- Department: History
- Module co-ordinator: Prof. Chris Renwick
- Credit value: 20 credits
- Credit level: M
- Academic year of delivery: 2022-23
Efforts to relate evolutionary ideas and society were contested even before the publication of Charles Darwin’s On the Origin of Species in 1859. However, the reasons that the application of the scientific theory of evolution to society has been controversial, both before and after Darwin, have been complex and not always what they seem. Beginning with the early nineteenth-century association of evolutionary ideas with revolutionary manifestos and ending with the mid-twentieth-century debate about population control and welfare provision, this option – which requires no background in or previous knowledge of evolutionary theory – examines a selection of those debates, focusing mainly on Britain. While enabling students to think about how scientific ideas are shaped by their social and political contexts, studying these episodes will also provide an opportunity to consider the often underappreciated ways that evolutionary ideas, such as eugenics, have shaped political and social discussions.
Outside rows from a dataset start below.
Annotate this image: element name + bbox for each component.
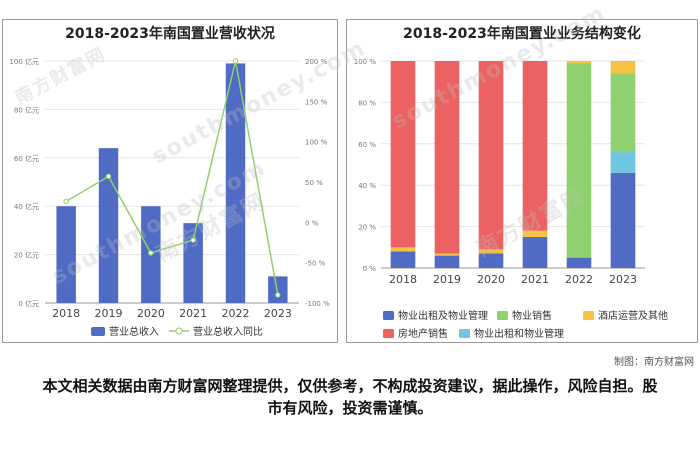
yoy-point (105, 173, 112, 180)
revenue-bar (225, 63, 246, 303)
revenue-bar (56, 206, 76, 303)
revenue-chart-svg: 0 亿元 20 亿元 40 亿元 60 亿元 80 亿元 100 亿元 -100 % -50 … (9, 57, 330, 338)
yoy-point (232, 58, 239, 64)
revenue-bar (98, 148, 119, 303)
structure-chart-svg: 0 % 20 % 40 % 60 % 80 % 100 % 2018 2019 2020 2021… (354, 58, 668, 340)
stacked-bar-segment (434, 61, 460, 254)
stacked-bar-segment (522, 230, 548, 237)
stacked-bar-segment (390, 251, 416, 268)
yoy-point (275, 292, 281, 298)
stacked-bar-segment (522, 236, 548, 268)
y-left-tick-label: 0 亿元 (18, 299, 39, 308)
legend-label: 物业出租和物业管理 (474, 327, 564, 340)
x-tick-label: 2021 (521, 273, 549, 286)
yoy-point (148, 250, 154, 256)
legend-swatch (383, 329, 394, 338)
y-tick-label: 0 % (363, 265, 377, 273)
x-tick-label: 2022 (565, 273, 593, 286)
legend-label: 酒店运营及其他 (598, 309, 668, 322)
stacked-bar-segment (478, 249, 504, 254)
revenue-bar (183, 223, 203, 303)
x-tick-label: 2019 (95, 307, 123, 320)
y-tick-label: 80 % (358, 99, 376, 107)
x-tick-label: 2021 (179, 307, 207, 320)
y-right-tick-label: 150 % (305, 98, 328, 106)
yoy-point (190, 237, 196, 243)
revenue-bar (268, 276, 288, 303)
stacked-bar-segment (522, 61, 548, 231)
y-tick-label: 60 % (358, 141, 376, 149)
legend-swatch (459, 329, 470, 338)
revenue-chart-panel: 2018-2023年南国置业营收状况 0 亿元 20 亿元 40 亿元 60 亿元 80… (2, 19, 338, 343)
stacked-bar-segment (610, 172, 636, 268)
legend-label-revenue: 营业总收入 (109, 325, 159, 338)
x-tick-label: 2022 (222, 307, 250, 320)
stacked-bar-segment (478, 61, 504, 250)
stacked-bar-segment (390, 61, 416, 248)
stacked-bar-segment (566, 63, 592, 258)
x-tick-label: 2020 (477, 273, 505, 286)
legend-label-yoy: 营业总收入同比 (193, 325, 263, 338)
x-tick-label: 2020 (137, 307, 165, 320)
revenue-chart-title: 2018-2023年南国置业营收状况 (65, 26, 275, 42)
y-right-tick-label: 0 % (305, 219, 319, 227)
y-tick-label: 20 % (358, 224, 376, 232)
x-tick-label: 2019 (433, 273, 461, 286)
y-right-tick-label: -50 % (305, 260, 326, 268)
stacked-bar-segment (566, 61, 592, 64)
stacked-bar-segment (566, 257, 592, 268)
yoy-line (65, 60, 279, 296)
legend-swatch-yoy-marker (175, 327, 183, 335)
stacked-bar-segment (610, 152, 636, 173)
x-tick-label: 2018 (52, 307, 80, 320)
legend-label: 物业出租及物业管理 (398, 309, 488, 322)
structure-chart-panel: 2018-2023年南国置业业务结构变化 0 % 20 % 40 % 60 % 80 %… (346, 19, 698, 343)
stacked-bar-segment (610, 73, 636, 153)
stacked-bar-segment (434, 255, 460, 268)
y-left-tick-label: 20 亿元 (14, 251, 39, 260)
y-right-tick-label: 50 % (305, 179, 323, 187)
y-left-tick-label: 40 亿元 (14, 202, 39, 211)
y-left-tick-label: 100 亿元 (9, 57, 39, 66)
y-right-tick-label: 200 % (305, 58, 328, 66)
x-tick-label: 2023 (609, 273, 637, 286)
stacked-bar-segment (478, 253, 504, 268)
structure-chart-title: 2018-2023年南国置业业务结构变化 (403, 26, 641, 42)
legend-label: 物业销售 (512, 309, 552, 322)
y-left-tick-label: 60 亿元 (14, 154, 39, 163)
y-left-tick-label: 80 亿元 (14, 105, 39, 114)
stacked-bar-segment (434, 253, 460, 256)
chart-credit: 制图：南方财富网 (614, 357, 694, 368)
legend-label: 房地产销售 (398, 327, 448, 340)
y-tick-label: 40 % (358, 182, 376, 190)
stacked-bar-segment (610, 61, 636, 74)
legend-swatch (583, 311, 594, 320)
y-right-tick-label: 100 % (305, 139, 328, 147)
y-tick-label: 100 % (354, 58, 377, 66)
legend-swatch (497, 311, 508, 320)
disclaimer-text: 本文相关数据由南方财富网整理提供，仅供参考，不构成投资建议，据此操作，风险自担。… (42, 377, 658, 417)
x-tick-label: 2018 (389, 273, 417, 286)
legend-swatch (383, 311, 394, 320)
legend-swatch-revenue (91, 327, 105, 336)
stacked-bar-segment (390, 247, 416, 252)
x-tick-label: 2023 (264, 307, 292, 320)
y-right-tick-label: -100 % (305, 300, 330, 308)
yoy-point (63, 198, 69, 205)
In so doing, students will be introduced to a range of different approaches to the historical study of science, including those that utilise sociological and the philosophical tools. By the end of the module, students will have been given a thorough introduction to the history of debates about evolution and society and the different ways of approaching its study.
|Spring Term 2022-23
This module aims to:
Develop skills of source analysis and interpretation;
Assess a range of source material and relevant secondary works; and
Develop students’ powers of evidence-based historical argument, both orally and in writing.
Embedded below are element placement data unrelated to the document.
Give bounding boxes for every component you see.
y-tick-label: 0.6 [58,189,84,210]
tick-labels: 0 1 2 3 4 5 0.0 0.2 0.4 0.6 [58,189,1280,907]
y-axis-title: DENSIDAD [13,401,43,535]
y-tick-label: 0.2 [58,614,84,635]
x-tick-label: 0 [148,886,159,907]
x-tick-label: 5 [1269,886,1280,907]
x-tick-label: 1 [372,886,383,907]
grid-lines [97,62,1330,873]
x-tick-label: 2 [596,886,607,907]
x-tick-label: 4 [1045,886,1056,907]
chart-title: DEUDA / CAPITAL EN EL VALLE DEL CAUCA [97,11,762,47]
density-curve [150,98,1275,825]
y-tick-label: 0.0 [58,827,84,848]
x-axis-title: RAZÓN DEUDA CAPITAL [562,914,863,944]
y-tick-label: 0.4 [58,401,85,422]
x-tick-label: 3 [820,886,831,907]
After completing this module students should have:
Developed a good understanding of different schools of evolutionary thought (e.g. Darwinian, Neo-Darwinian, Lamarckian, etc.)
Read, thought about and understood some of the central texts in evolutionary thought
Situated those texts and the evolutionary ideas they discuss in the political and political contexts of their time
Developed skills in reading, note-taking, essay-writing and oral presentation
Students will attend eight weekly two-hour seminars in weeks 2-9.
Seminar topics are subject to variation, but are likely to include the following:
Evolutionary ideas in the age of revolutions
On the Origin of Species and Whig politics
Evolution and Ethics
Biometricians and Mendelians: the politics of scientific method
Genetics and eugenics in Britain, the USA, and Germany
Lysenko and evolutionary science in Russia
Reform Eugenics, Population, and the Welfare State
|% of module mark
4,000 word essay
Students will complete a 2,000-word formative essay, due in week 6 of the term. They will then submit a 4,000-word assessed essay for summative assessment in week 1 of the following term.
For further details about assessed work, students should refer to the Taught Masters Degrees Statement of Assessment.
|% of module mark
4,000 word essay
Following their formative assessment, students will receive oral feedback at a one-to-one meeting with their tutor and written feedback consisting of comments and a mark within 10 working days of submission. Tutors are also available in their student hours to discuss formative assessment. For more information, see the Statement on Feedback.
For the summative assessment task, students will receive their provisional mark and written feedback within 20 working days of the submission deadline. The tutor will then be available during student hours for follow-up guidance if required. For more information, see the Statement of Assessment.
For term time reading, please refer to the module VLE site. Before the module starts, we encourage you to look at the following items of preliminary reading:
Peter J. Bowler, Evolution: The History of an Idea, 4th ed. (Berkeley: University of California Press, 2009).
Robert J. Richards, Darwin and the Emergence of Evolutionary Theories of Mind and Behaviour (Chicago: University of Chicago Press, 1987).
Diane B. Paul, Controlling Human Heredity: 1865 to the Present (Atlantic Highlands, NJ : Humanities Press, 1998).